# Bowtech Hush Kit



## Penna Bowhunter (May 15, 2006)

Stupid Question for you.I just recently got a new BowtechAllegiance(06),and I was wondering about the placement of the factory installed hush kit.My dealer said to push the limb silencers down against the limb pockets and the cable guard silencer against the riser.Is this correct?The Bowtech catalog and website depicts the silencers in the traditional "limbsaver" placement and the cable guard silencer slid out almost like a slide stop.Anyone else put any thought into this? 
Thank You for your time.


----------



## Devin_BowTech (Apr 19, 2006)

i dont think it matters were you have em. ive had mine every were then i put em against limbs when i got limb savers. but theyre awsome.


----------



## Peanuts (Mar 31, 2006)

*Hush kit location*

As per Bowtech, it doesn't matter where you place the hush kit. Make adjustments until you get your desired results.


----------



## johnno (Apr 11, 2006)

Hi *PB* I have the same bow and I removed all the rubber "silencers" from off the string and replaced them with "cats whiskers". This gave a few extra FPS and the bow is "whisper" quiet. I am also thinking of removing the rubber limb "silencers" and installing the adhesive type "limb savers".


----------



## BowTech_Shooter (Aug 21, 2002)

Penna Bowhunter said:


> Stupid Question for you.I just recently got a new BowtechAllegiance(06),and I was wondering about the placement of the factory installed hush kit.My dealer said to push the limb silencers down against the limb pockets and the cable guard silencer against the riser.Is this correct?The Bowtech catalog and website depicts the silencers in the traditional "limbsaver" placement and the cable guard silencer slid out almost like a slide stop.Anyone else put any thought into this?
> Thank You for your time.




There is no one exact position they have to be placed. One of the neat features of the VibraBlocks is that they can be moved around until you find the "sweet spot" for your particular set up.

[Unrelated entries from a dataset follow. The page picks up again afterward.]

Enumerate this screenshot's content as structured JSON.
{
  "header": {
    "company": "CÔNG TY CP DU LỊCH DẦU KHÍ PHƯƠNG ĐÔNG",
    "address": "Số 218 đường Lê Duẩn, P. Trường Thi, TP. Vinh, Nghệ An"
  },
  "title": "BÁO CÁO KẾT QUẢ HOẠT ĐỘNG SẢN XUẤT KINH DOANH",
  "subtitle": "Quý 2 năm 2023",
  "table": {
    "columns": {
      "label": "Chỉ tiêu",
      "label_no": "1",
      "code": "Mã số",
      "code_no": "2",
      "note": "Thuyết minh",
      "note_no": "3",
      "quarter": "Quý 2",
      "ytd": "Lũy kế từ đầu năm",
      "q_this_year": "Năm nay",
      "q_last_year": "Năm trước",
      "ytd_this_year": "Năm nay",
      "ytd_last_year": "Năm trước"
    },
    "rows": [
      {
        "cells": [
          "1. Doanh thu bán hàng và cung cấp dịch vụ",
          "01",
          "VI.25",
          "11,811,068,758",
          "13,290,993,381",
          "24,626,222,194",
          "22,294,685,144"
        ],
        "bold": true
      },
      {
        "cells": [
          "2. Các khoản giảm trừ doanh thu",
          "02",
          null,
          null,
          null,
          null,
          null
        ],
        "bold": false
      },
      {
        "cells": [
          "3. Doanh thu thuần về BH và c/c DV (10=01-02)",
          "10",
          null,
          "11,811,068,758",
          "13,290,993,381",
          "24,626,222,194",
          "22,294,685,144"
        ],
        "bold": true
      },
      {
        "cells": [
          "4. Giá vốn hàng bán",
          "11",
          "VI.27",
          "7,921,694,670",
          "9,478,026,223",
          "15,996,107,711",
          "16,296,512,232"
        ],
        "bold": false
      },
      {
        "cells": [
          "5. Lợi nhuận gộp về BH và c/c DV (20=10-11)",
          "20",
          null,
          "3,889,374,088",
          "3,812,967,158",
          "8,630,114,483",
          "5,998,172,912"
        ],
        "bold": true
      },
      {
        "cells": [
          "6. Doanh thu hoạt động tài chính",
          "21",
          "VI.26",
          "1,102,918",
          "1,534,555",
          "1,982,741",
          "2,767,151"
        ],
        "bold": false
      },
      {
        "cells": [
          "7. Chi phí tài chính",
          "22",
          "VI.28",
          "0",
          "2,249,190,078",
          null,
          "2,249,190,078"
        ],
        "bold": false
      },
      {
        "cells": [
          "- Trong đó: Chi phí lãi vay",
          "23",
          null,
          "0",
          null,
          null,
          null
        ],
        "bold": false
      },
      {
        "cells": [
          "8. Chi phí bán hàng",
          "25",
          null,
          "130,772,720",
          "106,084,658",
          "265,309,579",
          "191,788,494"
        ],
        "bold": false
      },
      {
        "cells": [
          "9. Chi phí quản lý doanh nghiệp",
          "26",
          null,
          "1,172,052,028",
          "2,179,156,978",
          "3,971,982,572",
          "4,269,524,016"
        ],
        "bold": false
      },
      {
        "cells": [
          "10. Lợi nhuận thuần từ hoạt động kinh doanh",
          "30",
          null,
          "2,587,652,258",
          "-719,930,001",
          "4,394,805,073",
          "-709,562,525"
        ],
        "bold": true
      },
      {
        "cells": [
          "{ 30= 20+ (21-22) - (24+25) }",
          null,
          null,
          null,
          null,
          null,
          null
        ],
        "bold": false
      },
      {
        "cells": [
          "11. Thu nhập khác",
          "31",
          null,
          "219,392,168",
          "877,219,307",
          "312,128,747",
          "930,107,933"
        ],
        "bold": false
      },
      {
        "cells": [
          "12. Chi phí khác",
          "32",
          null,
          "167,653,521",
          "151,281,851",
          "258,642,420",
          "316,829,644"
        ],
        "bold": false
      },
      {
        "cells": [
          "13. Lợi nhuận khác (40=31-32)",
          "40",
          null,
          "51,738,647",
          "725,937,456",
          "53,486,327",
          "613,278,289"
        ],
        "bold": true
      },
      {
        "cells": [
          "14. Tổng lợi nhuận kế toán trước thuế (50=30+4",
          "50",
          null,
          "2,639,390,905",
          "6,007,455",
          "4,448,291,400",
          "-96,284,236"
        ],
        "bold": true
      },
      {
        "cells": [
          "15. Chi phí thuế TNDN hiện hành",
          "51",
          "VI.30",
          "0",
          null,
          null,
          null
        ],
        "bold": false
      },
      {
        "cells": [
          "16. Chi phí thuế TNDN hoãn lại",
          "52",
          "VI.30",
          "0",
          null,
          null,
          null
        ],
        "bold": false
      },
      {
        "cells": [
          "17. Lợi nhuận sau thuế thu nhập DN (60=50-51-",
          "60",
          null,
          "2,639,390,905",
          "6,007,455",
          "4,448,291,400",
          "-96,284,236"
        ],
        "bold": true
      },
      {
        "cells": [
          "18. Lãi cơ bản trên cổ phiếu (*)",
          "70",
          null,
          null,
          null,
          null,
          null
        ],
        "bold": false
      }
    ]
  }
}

The cable rod muffler shoudn't come in contact with the cable slide at any time. If it does it can cause noise and excessive vibration. I generally suggest they be placed about half way between the riser and cable slide.


----------



## Penna Bowhunter (May 15, 2006)

Thanks for all the info.Maybe I will try different placements on the limb.I am pleased with the noise level of the bow.Just wondered if there is a right and wrong placement. 
Thanks Again.


----------